Located at 75 Bank Street in Lebanon, the Spark! Community Center provides adults with special needs a valuable resource to positively affect all aspects of life. Many participants in AVA’s Art Lab program—our weekly art program for adults with special needs—are also active within the Spark! community, and the delightful relationships that have grown through the intersection of these two programs inspired this most recent public art project.
Take a walk, a run or a bicycle ride on the Northern Rail Trail between Spencer Street and Bank Street Extension and you will discover sculptures created by local youths and seasoned artists. These creations, which are primarily made from repurposed cardboard rolls, bring levity and play to the edges of the Rail Trail.
The participants in this project were Jeff MacQueen and Todd Renninger, Lebanon Middle School (LMS) art teachers; LMS students, Abigail Pauls, Chehalis Jones, Jillian Miller, Skye Gulledge and Brianna Arpaia; Janet Farley, Allison Flint, Nancy Maynard, Kelly McCarthy, Lucy and Eliza McLellan, Aimee Larson, Robin Weisburger and Althea Goundrey.
AVA Gallery and Art Center wishes to thank the participating artists for their imaginative projects, and the City of Lebanon and State of New Hampshire for encouragement and approval of making art part of everyday life!
Participants in AVA’s 2014 Summer Art Camp Cardboard Creations and a Public Art Project, led by Christine Orcutt-Henderson, install the buildings they’ve created in Lebanon, NH’s Colburn Park.
In November 2014, AVA was delighted to partner with the Upper Valley Humane Society (UVHS) to create a new public art project.

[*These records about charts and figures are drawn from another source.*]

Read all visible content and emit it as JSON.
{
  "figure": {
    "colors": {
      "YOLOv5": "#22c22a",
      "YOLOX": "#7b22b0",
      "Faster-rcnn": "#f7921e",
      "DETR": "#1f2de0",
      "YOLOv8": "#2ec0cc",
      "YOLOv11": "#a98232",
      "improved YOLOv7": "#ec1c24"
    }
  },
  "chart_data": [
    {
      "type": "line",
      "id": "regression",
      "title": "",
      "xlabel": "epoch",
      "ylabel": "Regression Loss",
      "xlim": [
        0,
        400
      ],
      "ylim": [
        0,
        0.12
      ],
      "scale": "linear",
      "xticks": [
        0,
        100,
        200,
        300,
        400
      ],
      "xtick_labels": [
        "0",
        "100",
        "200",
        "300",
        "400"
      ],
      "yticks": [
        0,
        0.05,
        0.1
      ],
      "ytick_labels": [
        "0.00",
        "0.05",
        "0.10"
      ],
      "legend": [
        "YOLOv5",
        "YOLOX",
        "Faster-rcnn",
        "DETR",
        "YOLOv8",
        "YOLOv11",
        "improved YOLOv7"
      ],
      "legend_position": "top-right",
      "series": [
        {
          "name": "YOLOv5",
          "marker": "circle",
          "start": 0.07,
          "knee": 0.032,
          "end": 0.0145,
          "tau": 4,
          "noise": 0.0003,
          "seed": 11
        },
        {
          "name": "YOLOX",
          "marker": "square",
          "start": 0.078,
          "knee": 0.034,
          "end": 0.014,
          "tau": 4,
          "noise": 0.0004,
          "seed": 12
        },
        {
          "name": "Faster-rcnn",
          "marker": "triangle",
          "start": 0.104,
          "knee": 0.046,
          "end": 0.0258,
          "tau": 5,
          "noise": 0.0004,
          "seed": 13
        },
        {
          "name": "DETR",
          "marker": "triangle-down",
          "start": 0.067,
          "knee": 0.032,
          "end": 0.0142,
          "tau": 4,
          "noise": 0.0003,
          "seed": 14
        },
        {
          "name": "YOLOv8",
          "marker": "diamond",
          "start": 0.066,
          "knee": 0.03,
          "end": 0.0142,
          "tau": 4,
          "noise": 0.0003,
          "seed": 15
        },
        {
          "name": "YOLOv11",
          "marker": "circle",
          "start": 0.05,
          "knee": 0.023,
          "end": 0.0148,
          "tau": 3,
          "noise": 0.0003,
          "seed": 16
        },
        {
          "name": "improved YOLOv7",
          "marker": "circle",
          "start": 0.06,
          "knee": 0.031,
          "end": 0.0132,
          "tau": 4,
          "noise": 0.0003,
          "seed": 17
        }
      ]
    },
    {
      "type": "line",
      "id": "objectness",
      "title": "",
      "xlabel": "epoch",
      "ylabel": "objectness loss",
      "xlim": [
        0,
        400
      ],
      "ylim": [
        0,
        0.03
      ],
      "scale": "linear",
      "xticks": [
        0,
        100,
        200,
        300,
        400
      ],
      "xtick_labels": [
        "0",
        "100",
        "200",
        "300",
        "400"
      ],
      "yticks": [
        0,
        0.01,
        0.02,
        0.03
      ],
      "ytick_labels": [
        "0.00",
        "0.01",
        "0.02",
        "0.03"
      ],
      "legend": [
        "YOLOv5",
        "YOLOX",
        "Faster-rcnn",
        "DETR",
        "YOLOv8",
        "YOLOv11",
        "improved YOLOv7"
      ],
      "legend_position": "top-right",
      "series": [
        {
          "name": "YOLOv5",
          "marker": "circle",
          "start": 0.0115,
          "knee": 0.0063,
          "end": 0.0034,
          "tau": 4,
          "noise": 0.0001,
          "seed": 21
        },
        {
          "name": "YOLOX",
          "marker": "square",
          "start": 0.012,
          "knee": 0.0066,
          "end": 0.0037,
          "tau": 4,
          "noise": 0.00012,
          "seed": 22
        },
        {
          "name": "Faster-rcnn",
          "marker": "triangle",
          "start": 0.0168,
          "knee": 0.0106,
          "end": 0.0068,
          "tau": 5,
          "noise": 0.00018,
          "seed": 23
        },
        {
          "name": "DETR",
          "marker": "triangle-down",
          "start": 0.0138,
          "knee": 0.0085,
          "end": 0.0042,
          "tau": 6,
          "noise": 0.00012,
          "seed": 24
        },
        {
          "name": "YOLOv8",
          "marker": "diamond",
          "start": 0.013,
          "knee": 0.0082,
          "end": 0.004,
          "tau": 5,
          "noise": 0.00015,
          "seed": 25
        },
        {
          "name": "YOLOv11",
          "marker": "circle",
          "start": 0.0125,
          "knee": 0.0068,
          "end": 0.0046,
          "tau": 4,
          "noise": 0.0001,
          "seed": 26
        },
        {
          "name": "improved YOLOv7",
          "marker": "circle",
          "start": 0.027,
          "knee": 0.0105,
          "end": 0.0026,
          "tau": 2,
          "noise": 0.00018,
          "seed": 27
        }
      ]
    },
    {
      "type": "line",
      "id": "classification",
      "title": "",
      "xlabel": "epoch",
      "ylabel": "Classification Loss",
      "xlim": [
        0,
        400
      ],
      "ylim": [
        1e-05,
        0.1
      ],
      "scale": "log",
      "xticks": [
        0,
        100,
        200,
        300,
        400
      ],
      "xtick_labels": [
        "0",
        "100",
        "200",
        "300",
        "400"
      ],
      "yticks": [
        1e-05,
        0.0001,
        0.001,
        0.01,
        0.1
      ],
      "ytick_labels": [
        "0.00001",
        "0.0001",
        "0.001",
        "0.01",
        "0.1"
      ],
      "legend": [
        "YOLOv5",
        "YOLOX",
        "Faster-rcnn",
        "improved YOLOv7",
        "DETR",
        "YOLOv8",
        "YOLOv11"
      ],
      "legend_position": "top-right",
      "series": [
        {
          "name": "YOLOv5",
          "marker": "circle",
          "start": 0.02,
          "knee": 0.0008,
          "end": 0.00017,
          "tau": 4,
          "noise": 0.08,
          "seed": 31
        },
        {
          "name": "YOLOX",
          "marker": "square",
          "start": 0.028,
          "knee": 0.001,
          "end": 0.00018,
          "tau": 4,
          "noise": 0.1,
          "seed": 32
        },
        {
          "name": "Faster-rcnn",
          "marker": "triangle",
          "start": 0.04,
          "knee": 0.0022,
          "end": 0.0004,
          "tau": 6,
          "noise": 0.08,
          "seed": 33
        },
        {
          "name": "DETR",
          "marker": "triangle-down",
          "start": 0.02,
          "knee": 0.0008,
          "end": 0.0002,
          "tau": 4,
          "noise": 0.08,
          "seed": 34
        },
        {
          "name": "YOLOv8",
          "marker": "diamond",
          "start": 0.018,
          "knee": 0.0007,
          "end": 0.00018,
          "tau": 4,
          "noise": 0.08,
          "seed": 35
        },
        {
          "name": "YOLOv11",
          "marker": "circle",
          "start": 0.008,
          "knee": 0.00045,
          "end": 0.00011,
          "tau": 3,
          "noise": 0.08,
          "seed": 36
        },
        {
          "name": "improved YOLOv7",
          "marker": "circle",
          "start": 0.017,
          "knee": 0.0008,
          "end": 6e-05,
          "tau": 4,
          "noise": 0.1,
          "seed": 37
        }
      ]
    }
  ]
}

Participants in the Fall 2014 Linocut and A Public Art Project!, taught by Josh Yunger, created blocks of their own original designs featuring animals as the subject. Using donated ink and paper, participants gifted some of their prints to the Upper Valley Humane Society. UVHS displayed the amazing artworks as ornaments on the tables at their 2014 auction, and presented them as surprise presents to the attendees. Hurray!
Check out these delightful prints. Wow!
Participants in AVA’s Spring 2014 Linocut and a Public Art Project! class with Josh Yunger, created over 100 prints of their original greeting card designs and donated them to The Upper Valley Haven, for use in the essential work that their nonprofit does for our region.
Look for AVA’s free “plein air art studio” at Colburn Park during Lebanon’s Farmers Markets.
Weather permitting, AVA provides different art activities each Thursday between 4-7pm, so stop by with your whole family and make art with us!
And be sure to stroll over to see the exhibitions on Thursday evenings, too. We extend our galleries hours until 7pm on Thursdays to share the shows with the community. There is no entry fee to see the ever-changing artworks we have on display.